КОЧУБЕЙ. В газете были стажёры, в основном – дети и внуки членов Политбюро. Они очень хотели написать, что экономике СССР ничего не угрожает. Про гигантский запас прочности. Но с их фамилиями их не стали бы публиковать. И приходилось подписывать мне. Я отрабатывал свой долг перед «Правдой».

МОРФИН. Я всё равно не совсем понял. Обычно в такой системе поступают наоборот – вы пишете, а биг босс подписывает своим именем. Как будто он написал.

КОЧУБЕЙ. Уже была перестройка. И всё стало наоборот. Я не могу вам этого целиком объяснить. Давайте перейдем на другую тему. У меня не так много времени, к сожалению. Я должен ехать в посольство Финляндии. На приём.

МОРФИН. В честь министра экономики Урхо Зекконена? Этот прием был вчера. Вас там ждали, между прочим. Урхо Зекконен спрашивал два раза: прибудет ли мистер Кочубей.

КОЧУБЕЙ. Вы что-то хотели спросить меня, мистер Морфин?

МОРФИН. Согласен. Давайте дальше. Я хотел вас спрашивать, как получилось так, что из редактора экономики «Правды» вы сразу были назначены премьер-министром?

КОЧУБЕЙ. Не сразу. И не премьер-министром.

МОРФИН. Уточните, пожалуйста.

КОЧУБЕЙ. Когда развалился Советский Союз, я должен был стать первым послом свободной России в Ирландии.
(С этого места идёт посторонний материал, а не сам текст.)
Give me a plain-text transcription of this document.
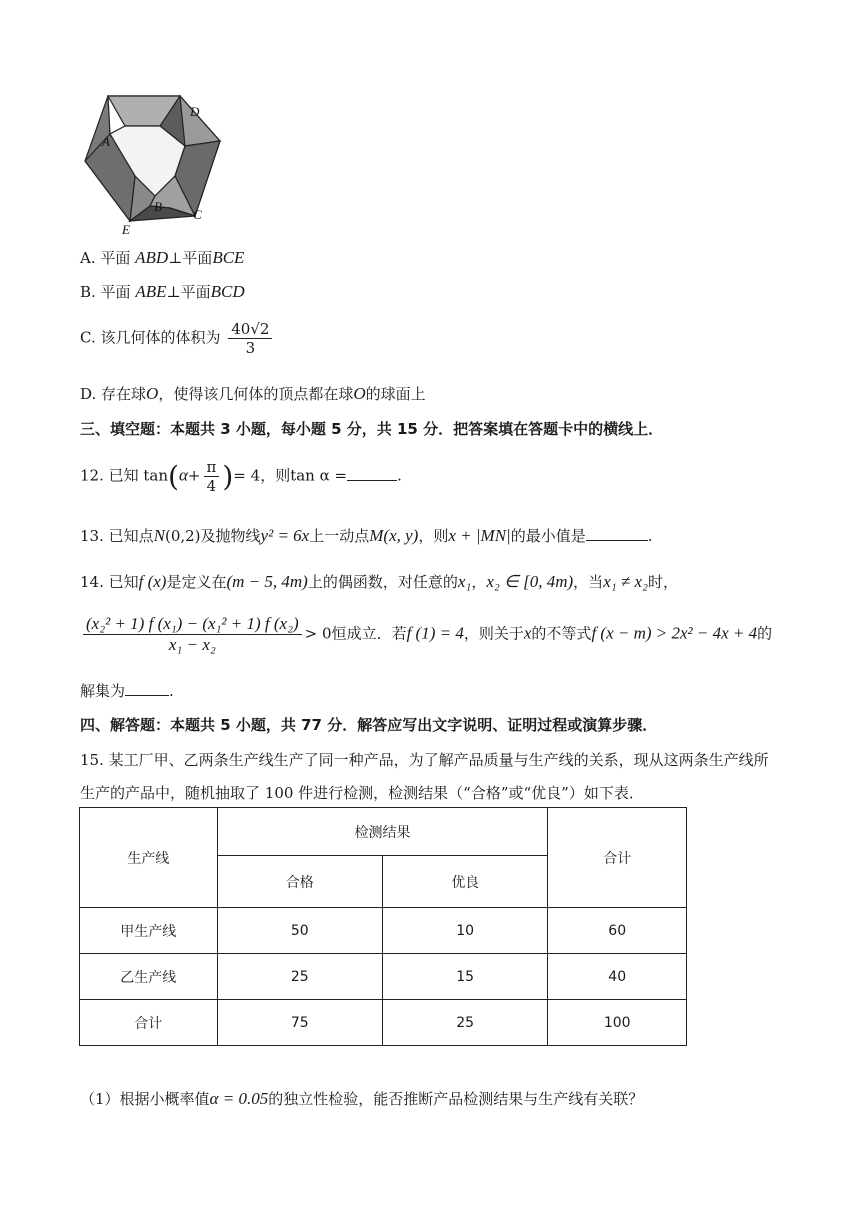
A
D
B
C
E
A. 平面 ABD⊥平面BCE
B. 平面 ABE⊥平面BCD
C. 该几何体的体积为 $\frac{40√2}{3}$
D. 存在球O，使得该几何体的顶点都在球O的球面上
三、填空题：本题共 3 小题，每小题 5 分，共 15 分．把答案填在答题卡中的横线上．
12. 已知 $\tan(\alpha+ \frac{\pi}{4}$ )= 4，则tan α =	.
13. 已知点N(0,2)及抛物线y² = 6x上一动点M(x, y)，则x + |MN|的最小值是	.
14. 已知f (x)是定义在(m − 5, 4m)上的偶函数，对任意的x₁，x₂ ∈ [0, 4m)，当x₁ ≠ x₂时，
$\frac{\text{(x₂² + 1) f (x₁) − (x₁² + 1) f (x₂)}}{\text{x₁ − x₂}} > 0$恒成立．若f (1) = 4，则关于x的不等式f (x − m) > 2x² − 4x + 4的
解集为	.
四、解答题：本题共 5 小题，共 77 分．解答应写出文字说明、证明过程或演算步骤．
15. 某工厂甲、乙两条生产线生产了同一种产品，为了解产品质量与生产线的关系，现从这两条生产线所
生产的产品中，随机抽取了 100 件进行检测，检测结果（“合格”或“优良”）如下表．
生产线	检测结果		合计
	合格	优良	
甲生产线	50	10	60
乙生产线	25	15	40
合计	75	25	100
（1）根据小概率值α = 0.05的独立性检验，能否推断产品检测结果与生产线有关联？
МОРФИН. В свободной Ирландии?

КОЧУБЕЙ. Да, в свободной Ирландии.

МОРФИН. Почему вы не поехали?

КОЧУБЕЙ. Я не не поехал. Моя теща, мать моей нынешней жены, – известная детская писательница. И она очень дружила с тогдашним министром иностранных дел. Теперь уже совсем забытый. Тузиков был такой. Краткий мужчина с низковатым голосом. Хриплый такой. Я даже не знаю, где он сейчас. Говорили, что работает где-то в Ираке. Или на фармацевтов. Или на фармацевтов в Ираке. И уже все было договорено. Ирландия – чудесная страна. Люблю ее. Напишите обязательно: чудесная страна, люблю ее.

МОРФИН. Я уже так написал. Wonderful, I like it.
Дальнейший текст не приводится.